17. Lincoln Bowen, Jordi Vinolas, José Luis Olazagoitia, “Methodology for comparing the functional performance of energy harvesting shock absorbers”, International Journal of Applied Electromagnetic and Mechanics, vol. 55, pp. 545–564, 2017.
18. Lincoln Bowen, Jordi Vinolas, José Luis Olazagoitia, “Diseño y fabricación de un banco de ensayo para validación de un modelo computacional de un cuarto de coche utilizando un amortiguador para recuperación de energía”, Revista DYNA, vol. 93, pp. 82–95, 2017.

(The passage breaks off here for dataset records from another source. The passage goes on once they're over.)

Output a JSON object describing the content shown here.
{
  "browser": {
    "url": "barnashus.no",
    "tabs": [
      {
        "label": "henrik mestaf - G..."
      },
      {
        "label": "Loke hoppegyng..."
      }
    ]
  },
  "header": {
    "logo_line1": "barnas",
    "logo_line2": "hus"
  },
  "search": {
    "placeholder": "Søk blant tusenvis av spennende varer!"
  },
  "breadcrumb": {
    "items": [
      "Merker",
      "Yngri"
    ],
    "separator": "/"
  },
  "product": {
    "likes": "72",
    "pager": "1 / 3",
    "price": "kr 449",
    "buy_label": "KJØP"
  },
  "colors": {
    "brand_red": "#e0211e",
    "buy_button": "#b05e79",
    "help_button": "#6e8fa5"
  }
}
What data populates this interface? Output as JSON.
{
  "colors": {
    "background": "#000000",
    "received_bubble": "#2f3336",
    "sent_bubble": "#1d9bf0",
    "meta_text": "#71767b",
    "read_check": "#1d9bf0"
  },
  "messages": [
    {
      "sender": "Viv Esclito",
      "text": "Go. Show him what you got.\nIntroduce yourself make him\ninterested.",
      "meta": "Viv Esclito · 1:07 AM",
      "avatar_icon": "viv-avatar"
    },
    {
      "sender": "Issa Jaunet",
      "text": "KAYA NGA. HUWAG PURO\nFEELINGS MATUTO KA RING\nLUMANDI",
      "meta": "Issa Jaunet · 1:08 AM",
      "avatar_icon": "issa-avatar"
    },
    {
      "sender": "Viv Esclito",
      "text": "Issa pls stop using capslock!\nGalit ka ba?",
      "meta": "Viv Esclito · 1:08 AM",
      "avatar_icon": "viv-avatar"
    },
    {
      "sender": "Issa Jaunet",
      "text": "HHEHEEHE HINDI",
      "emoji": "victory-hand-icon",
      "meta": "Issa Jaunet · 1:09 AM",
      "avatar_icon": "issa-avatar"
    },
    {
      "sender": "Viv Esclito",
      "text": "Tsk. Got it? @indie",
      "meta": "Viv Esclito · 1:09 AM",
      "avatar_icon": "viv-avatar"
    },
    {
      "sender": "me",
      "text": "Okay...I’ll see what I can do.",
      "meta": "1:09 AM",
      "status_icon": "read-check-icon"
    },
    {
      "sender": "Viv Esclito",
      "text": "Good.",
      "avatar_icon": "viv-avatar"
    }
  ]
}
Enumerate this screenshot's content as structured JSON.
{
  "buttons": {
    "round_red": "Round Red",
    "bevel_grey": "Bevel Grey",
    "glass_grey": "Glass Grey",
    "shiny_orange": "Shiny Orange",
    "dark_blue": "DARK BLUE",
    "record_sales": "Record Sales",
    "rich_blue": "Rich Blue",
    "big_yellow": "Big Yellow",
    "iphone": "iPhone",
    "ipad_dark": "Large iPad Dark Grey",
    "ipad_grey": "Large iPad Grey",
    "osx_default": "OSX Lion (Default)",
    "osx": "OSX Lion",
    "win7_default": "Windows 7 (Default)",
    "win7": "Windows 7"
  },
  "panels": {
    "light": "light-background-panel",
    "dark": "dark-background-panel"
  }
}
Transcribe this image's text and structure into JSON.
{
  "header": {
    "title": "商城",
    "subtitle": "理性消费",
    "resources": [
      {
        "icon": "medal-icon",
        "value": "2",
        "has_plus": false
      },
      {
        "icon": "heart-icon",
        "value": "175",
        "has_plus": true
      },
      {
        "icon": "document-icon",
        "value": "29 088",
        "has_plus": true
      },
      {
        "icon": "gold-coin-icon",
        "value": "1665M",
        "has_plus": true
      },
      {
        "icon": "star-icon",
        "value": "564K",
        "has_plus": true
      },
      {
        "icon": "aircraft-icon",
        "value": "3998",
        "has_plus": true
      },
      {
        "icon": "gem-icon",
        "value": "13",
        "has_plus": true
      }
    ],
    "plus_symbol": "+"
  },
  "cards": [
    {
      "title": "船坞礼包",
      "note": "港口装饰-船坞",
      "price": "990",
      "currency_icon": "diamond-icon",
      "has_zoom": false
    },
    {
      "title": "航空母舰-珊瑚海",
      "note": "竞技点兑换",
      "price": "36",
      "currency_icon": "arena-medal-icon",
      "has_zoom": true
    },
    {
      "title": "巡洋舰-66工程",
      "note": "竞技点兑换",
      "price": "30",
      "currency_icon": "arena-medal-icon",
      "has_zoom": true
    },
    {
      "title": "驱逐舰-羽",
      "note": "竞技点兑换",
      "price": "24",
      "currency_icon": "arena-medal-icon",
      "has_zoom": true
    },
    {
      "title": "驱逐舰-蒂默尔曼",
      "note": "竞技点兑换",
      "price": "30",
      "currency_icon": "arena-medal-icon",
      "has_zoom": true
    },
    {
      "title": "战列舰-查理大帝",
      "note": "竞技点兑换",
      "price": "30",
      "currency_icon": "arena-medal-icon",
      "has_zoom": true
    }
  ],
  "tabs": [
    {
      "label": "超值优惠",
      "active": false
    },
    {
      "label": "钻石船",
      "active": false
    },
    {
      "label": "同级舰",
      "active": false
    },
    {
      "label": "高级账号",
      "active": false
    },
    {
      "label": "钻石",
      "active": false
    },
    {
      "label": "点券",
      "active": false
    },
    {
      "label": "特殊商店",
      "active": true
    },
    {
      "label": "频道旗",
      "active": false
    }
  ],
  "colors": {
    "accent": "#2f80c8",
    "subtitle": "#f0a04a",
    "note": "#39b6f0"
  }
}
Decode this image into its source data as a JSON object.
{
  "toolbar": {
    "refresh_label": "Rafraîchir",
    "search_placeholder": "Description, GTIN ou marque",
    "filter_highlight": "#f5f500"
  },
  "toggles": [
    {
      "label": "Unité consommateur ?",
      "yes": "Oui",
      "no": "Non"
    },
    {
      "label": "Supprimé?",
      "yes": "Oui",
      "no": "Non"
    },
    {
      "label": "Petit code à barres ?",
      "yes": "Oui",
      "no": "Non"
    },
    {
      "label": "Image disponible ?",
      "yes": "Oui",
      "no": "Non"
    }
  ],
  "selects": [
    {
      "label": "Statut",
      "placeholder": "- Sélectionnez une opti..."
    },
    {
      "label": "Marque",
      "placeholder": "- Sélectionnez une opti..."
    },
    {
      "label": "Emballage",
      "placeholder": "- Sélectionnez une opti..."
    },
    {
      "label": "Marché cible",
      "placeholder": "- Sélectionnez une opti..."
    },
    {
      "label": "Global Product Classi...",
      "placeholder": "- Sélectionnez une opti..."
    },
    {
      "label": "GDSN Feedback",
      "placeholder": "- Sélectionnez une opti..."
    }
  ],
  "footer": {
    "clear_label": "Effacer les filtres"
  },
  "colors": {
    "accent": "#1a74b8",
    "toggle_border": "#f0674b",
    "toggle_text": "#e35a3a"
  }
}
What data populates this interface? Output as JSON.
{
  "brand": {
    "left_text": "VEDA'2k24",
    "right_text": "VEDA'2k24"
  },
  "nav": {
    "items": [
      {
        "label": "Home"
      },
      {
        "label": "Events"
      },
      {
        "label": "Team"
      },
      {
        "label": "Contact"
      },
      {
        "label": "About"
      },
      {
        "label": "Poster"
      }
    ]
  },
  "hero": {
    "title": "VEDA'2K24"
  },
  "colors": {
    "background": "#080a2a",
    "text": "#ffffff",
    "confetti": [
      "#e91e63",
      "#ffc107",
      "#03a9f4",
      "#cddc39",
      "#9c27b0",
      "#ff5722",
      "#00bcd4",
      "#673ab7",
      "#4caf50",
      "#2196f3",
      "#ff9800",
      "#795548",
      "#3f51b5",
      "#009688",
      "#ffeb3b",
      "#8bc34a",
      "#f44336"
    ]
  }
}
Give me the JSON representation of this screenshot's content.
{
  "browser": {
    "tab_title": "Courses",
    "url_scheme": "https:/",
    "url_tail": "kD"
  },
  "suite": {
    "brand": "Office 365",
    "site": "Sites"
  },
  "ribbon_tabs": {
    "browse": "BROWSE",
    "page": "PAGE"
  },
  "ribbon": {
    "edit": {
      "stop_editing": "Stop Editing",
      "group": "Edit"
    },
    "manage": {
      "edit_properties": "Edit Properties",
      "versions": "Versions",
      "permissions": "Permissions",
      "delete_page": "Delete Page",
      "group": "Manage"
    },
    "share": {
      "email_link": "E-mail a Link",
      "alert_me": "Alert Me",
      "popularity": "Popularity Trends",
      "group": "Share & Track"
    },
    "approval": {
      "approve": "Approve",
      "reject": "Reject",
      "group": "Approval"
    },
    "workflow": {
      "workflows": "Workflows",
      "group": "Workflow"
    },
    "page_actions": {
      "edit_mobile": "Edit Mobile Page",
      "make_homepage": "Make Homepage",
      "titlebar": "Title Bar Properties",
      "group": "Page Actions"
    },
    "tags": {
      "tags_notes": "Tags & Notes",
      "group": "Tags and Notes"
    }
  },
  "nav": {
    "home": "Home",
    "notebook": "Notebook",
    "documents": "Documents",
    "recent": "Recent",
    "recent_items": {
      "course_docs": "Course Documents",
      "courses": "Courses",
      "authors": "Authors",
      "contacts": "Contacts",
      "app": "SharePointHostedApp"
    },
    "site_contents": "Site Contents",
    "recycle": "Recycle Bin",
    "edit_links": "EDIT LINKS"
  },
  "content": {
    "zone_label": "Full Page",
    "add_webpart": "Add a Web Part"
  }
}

19. L. Bowen, “Estudio teórico-experimental de sistemas de recuperación de energía en la suspensión de un vehículo automóvil”, Tesis doctoral, Universidad Nebrija, julio 2018
The project is aligned with this strong and common-sense message that is driving many of the European green initiatives: valuable things cannot be wasted, and energy has to be used wisely. On the other hand the automotive sector provides jobs to many people in Europe. This proposal seeks to improve the sustainability of the automotive industry and its components. The competitiveness of European producers is based on the optimization of performance and costs, in particular tractive power systems. While the previous POWER project focused its objectives on study of potential and experimental thermal and residual energy recovery systems design proposal, this proposal aims at the methodological improvement of the design and experimentation to achieve prototypes for energy recovery able to be commercially integrated into the automotive industry. The prototypes are intended to be integrated in engines and vehicles taking into account the limitations and requirements imposed by the manufacturers of modern light vehicles.